Marine Hotel Association & Culinary Institute of America Team Up

Fine dining food on a table
Updated Published

The Marine Hotel Association (MHA) has partnered with CIA Consulting, a division of the Culinary Institute of America—the world's leading culinary school—to launch a professional training and development program for its cruise line members. Starting in October, the Culinary Professional Development Program will be available as scholarships to MHA Cruise Line members.

CIA chef instructors will conduct a five-day, hands-on training session for scholarship recipients nominated by the Marine Hotel Association. The first session will be held at the CIA’s New York campus, with a second session planned for June 2025 at the CIA’s Singapore campus.

This program aims to advance the careers of culinary professionals by teaching them about global flavors and how to implement these flavors in a plant-forward environment. The curriculum will cover topics such as yield and food waste, cost awareness, total product utilization, and sustainability.

CIA Consulting developed the program in collaboration with the MHA Culinary Council, which includes culinary leaders from the cruise industry.

“We are excited to team up with the MHA to make this program possible,” said David Kamen, director of client experience for CIA Consulting. “Ensuring that these culinary team members have proper training will not only help participating cruise lines improve food yield and reduce waste, but it will also help increase guest satisfaction by providing a global palette of vibrant and flavorful menu items.”

John McGirl, Chair of the MHA Scholarship Foundation and Chief People Officer at Starboard Cruise Services, expressed his enthusiasm: “We are delighted to be re-introducing the MHA scholarship program in 2024 with this new culinary-focused offering. The MHA has delivered thousands of scholarships to the industry over its 40 years of existence, and this is a natural evolution of the program to recognize the level of professional leadership in our culinarians onboard.”

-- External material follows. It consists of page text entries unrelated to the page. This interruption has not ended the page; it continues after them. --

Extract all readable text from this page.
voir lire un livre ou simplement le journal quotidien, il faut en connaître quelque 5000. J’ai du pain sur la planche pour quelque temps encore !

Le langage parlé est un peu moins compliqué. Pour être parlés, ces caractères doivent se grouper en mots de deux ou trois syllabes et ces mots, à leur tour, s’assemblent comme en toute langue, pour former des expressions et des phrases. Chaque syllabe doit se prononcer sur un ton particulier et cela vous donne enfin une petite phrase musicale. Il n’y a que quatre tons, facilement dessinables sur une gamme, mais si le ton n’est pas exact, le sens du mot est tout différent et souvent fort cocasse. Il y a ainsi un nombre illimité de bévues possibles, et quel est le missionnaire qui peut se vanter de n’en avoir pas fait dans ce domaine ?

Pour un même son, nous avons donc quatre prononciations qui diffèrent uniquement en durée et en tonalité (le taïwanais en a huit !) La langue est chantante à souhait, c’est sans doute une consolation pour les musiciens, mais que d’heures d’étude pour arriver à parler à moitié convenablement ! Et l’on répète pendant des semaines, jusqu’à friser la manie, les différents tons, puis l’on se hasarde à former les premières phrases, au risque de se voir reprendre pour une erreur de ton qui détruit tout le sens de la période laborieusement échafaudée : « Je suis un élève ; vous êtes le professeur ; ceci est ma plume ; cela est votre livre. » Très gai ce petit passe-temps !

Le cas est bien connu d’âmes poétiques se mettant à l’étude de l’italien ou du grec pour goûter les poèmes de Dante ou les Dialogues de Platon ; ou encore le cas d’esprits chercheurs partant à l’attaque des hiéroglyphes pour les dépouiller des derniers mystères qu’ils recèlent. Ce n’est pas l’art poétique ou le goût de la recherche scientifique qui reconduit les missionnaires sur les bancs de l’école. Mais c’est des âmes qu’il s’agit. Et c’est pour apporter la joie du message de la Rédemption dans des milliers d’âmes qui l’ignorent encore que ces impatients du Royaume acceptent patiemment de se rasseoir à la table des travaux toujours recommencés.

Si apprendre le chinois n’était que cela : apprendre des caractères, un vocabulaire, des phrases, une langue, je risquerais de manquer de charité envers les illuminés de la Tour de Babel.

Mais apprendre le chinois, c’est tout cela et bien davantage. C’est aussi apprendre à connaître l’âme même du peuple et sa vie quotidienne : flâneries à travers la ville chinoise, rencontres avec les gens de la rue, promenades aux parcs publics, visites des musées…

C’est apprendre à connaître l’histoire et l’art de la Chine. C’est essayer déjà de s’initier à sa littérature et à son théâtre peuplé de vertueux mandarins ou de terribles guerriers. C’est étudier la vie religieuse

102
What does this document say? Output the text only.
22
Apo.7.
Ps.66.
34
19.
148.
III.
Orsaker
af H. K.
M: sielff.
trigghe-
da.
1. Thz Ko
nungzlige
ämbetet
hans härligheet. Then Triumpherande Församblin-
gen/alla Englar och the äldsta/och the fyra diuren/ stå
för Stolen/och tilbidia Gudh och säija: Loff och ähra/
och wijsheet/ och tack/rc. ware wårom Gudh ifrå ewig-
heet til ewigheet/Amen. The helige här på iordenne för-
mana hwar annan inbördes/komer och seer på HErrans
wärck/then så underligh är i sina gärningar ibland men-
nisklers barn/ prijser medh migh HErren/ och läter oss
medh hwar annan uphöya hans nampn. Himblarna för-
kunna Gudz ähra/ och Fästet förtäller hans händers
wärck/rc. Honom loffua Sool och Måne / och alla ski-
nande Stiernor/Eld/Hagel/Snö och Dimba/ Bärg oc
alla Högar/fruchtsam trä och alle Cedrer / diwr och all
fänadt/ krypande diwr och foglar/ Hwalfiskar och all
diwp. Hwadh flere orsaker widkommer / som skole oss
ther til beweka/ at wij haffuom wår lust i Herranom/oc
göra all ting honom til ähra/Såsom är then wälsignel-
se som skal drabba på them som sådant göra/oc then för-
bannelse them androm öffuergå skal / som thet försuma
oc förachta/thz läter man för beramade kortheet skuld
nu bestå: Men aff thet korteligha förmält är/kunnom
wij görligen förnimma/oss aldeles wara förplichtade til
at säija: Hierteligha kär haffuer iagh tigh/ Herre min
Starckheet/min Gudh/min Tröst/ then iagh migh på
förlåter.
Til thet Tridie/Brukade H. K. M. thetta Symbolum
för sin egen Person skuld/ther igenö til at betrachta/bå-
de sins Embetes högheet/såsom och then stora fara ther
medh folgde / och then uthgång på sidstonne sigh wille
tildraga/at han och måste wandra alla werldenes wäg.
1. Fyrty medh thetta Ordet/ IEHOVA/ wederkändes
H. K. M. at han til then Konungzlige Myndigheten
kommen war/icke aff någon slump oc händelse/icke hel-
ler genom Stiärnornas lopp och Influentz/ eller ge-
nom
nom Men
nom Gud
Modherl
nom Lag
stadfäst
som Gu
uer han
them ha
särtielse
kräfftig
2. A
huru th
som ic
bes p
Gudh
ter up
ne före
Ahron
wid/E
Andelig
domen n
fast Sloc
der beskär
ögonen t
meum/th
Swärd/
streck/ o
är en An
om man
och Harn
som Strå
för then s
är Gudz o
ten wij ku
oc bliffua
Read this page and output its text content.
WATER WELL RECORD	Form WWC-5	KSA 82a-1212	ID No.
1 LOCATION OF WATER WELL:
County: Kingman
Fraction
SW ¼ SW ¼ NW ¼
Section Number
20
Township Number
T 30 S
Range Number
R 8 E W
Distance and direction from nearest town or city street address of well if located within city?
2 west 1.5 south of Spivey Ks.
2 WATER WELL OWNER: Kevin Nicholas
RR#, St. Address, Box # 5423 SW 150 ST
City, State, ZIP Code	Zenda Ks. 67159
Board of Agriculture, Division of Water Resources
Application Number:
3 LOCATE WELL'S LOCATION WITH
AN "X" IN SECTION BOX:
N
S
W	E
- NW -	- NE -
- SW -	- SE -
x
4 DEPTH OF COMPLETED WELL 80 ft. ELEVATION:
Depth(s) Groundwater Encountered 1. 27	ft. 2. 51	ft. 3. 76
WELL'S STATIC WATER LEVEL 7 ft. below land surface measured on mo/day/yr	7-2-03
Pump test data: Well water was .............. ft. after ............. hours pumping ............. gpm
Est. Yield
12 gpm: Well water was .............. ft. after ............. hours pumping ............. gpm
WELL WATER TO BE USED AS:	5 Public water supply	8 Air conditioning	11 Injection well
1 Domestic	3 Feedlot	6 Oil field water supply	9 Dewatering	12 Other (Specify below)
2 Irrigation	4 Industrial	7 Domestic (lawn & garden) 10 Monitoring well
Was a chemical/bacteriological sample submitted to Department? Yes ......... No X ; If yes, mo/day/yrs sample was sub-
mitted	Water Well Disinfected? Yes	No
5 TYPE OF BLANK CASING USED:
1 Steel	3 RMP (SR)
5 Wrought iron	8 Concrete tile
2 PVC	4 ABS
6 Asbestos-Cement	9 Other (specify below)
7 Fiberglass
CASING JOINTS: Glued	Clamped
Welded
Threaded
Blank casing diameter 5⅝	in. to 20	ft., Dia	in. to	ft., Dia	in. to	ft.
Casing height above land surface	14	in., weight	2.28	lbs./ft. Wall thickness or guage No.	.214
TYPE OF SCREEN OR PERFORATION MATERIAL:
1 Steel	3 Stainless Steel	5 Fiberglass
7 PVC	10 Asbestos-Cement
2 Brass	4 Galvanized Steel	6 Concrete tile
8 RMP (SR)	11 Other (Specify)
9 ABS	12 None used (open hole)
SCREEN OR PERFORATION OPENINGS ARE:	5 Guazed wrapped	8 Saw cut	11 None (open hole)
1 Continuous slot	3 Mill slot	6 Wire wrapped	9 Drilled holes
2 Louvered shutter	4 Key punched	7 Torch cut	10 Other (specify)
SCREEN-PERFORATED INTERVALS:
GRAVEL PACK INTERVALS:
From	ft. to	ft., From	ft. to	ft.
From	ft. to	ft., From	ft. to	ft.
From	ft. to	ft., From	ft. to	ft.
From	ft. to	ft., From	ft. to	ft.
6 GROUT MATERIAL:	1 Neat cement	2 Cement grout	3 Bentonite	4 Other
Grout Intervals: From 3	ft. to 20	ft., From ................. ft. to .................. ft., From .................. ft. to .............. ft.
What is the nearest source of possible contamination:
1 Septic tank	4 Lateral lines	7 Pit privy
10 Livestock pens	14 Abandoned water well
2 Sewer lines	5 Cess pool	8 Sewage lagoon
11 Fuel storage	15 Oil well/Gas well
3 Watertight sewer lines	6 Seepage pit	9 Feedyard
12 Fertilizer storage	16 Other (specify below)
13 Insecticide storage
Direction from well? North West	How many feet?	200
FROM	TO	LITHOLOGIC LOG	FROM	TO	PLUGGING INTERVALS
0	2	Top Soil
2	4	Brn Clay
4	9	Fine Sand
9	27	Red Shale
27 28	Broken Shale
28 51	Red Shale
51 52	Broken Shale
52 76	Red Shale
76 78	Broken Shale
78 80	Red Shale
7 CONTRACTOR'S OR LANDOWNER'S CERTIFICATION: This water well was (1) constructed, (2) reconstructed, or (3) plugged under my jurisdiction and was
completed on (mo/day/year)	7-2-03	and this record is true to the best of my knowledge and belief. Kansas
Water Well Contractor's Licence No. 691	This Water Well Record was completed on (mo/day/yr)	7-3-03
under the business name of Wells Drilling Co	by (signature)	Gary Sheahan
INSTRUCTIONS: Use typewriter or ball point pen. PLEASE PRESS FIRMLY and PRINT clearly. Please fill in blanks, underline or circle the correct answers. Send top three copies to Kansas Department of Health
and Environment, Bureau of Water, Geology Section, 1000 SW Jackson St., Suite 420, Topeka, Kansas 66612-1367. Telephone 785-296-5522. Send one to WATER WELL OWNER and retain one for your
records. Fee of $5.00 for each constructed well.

Philippe Faucher, President of the MHA Board of Directors and Senior Vice President of The Apollo Group, shared his pride in the initiative: “I’m honored to be serving as both the Chair of the Culinary Council and the President of the Marine Hotel Association. I am immensely proud to witness the transformative impact our newly formed Culinary Council is making for our talented chefs on the high seas. Our mission at the MHA has always been to support the folks that make it happen onboard by fostering excellence within the maritime hospitality industry through various strategic associations. With the establishment of the Culinary Council, and together with the CIA, we have taken a monumental step forward in achieving this goal as we create unprecedented opportunities for culinary talent to thrive.”